Answer: I'm pretty sure this is correct
Step-by-step explanation:
What you are testing is a distribution of means, because you have a sample of eleven individuals (N=11), a population mean, and the population variance. Basically, the problem is asking: what is the likelihood that the sample mean (153.45 lbs) could have been obtained from a population where (M=149) if the null hypothesis is true?
p1: 15 year old boys with a mean weight of 153.45 lbs from City "Unknown".
p2: 15 year old boys with a mean weight of 149.00 lbs from the population.
H1: The sample of boys from City "Unknown" was not drawn from a population where the average weight of 15 year old boys = 149lbs.

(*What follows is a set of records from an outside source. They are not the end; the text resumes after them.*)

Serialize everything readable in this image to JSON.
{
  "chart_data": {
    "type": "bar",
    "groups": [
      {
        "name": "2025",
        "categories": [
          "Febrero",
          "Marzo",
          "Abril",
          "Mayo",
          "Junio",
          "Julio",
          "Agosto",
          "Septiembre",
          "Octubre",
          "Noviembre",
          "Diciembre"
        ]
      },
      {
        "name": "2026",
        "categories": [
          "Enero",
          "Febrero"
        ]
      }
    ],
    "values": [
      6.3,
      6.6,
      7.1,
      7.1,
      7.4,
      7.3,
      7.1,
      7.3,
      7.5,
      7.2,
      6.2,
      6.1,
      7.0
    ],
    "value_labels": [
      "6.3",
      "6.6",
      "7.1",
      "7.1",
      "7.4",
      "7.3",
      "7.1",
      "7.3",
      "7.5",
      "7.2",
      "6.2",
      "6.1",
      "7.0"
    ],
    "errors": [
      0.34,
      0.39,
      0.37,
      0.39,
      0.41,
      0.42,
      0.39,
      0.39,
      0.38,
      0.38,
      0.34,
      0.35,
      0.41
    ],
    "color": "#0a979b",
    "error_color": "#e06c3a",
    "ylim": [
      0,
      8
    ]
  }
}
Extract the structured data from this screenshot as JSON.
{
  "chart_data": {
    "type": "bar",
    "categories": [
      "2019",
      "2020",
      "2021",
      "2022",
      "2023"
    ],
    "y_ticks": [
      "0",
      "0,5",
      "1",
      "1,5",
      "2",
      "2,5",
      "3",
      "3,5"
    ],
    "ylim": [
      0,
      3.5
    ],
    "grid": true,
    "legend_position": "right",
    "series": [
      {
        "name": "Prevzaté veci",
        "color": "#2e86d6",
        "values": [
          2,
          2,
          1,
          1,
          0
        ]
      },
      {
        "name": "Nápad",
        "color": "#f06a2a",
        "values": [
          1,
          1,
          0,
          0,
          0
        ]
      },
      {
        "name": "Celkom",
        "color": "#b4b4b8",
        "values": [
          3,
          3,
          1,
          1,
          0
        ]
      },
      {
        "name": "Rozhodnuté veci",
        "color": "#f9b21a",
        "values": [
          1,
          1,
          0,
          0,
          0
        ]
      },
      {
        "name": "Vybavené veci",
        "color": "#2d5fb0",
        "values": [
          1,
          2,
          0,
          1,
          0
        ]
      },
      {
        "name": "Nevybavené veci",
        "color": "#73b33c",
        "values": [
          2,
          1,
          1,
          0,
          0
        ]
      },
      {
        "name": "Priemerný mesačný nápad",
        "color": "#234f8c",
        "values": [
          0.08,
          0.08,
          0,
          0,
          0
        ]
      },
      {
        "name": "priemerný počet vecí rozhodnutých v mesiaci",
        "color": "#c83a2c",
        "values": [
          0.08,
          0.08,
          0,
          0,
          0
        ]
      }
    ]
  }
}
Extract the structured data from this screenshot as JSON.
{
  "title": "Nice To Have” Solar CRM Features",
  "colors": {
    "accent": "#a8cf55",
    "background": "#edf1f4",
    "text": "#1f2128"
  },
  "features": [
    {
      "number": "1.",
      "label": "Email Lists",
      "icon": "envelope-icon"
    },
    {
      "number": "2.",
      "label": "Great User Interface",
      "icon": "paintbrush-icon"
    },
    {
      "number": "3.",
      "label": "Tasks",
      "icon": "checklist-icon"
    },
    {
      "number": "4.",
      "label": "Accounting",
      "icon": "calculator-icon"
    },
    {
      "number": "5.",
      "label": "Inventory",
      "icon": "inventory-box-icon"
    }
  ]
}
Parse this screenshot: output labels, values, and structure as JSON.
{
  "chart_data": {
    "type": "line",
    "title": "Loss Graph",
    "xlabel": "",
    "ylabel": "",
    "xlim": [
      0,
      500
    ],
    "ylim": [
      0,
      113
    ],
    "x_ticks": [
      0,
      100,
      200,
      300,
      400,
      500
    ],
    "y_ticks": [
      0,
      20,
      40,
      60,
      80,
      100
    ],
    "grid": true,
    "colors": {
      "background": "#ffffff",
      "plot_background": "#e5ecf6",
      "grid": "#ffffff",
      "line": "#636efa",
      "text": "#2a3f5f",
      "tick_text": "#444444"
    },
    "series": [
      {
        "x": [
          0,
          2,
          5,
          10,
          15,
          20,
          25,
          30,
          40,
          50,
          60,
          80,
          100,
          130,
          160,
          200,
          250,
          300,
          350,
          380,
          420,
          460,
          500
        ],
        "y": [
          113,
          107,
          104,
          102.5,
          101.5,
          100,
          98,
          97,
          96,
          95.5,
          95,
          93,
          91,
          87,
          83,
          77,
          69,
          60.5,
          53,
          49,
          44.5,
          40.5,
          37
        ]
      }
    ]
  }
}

H0: The sample of boys from City "Unknown" was drawn from a population where the average weight of 15 year old boys = 149lbs.
Mean = 149 [μM = μ = 149]
Variance = 16.2squared/11 = 262.44/11 = 23.86 [σM2 = σ2/N]
Standard Deviation = 4.88 [σM = √σM2 = √(σ2/N)]
Shape = normal
Using .01 level of significance for a two-tailed test, the cutoff sample score is +/- 2.575
Z = (M-µ) / σM = (153.45 - 149) / 4.88 = .91
.91 < 2.575
σM or the Standard Error of the Mean is 4.88 so...
for 99% confidence interval,
lower limit = 153.45 + (-2.575)(4.88) = 140.88
upper limit = 153.45 + (2.575)(4.88) = 166.02
the 99% confidence interval = 140.88 — 166.02 (lbs)
the population mean (µ=149.00) is included in the interval, which confirms results of Z test.
Conclusion: retain null, there is <.01 probability that the sample from City "Unknown" was drawn from a population where the mean weight is NOT = 149.00lbs.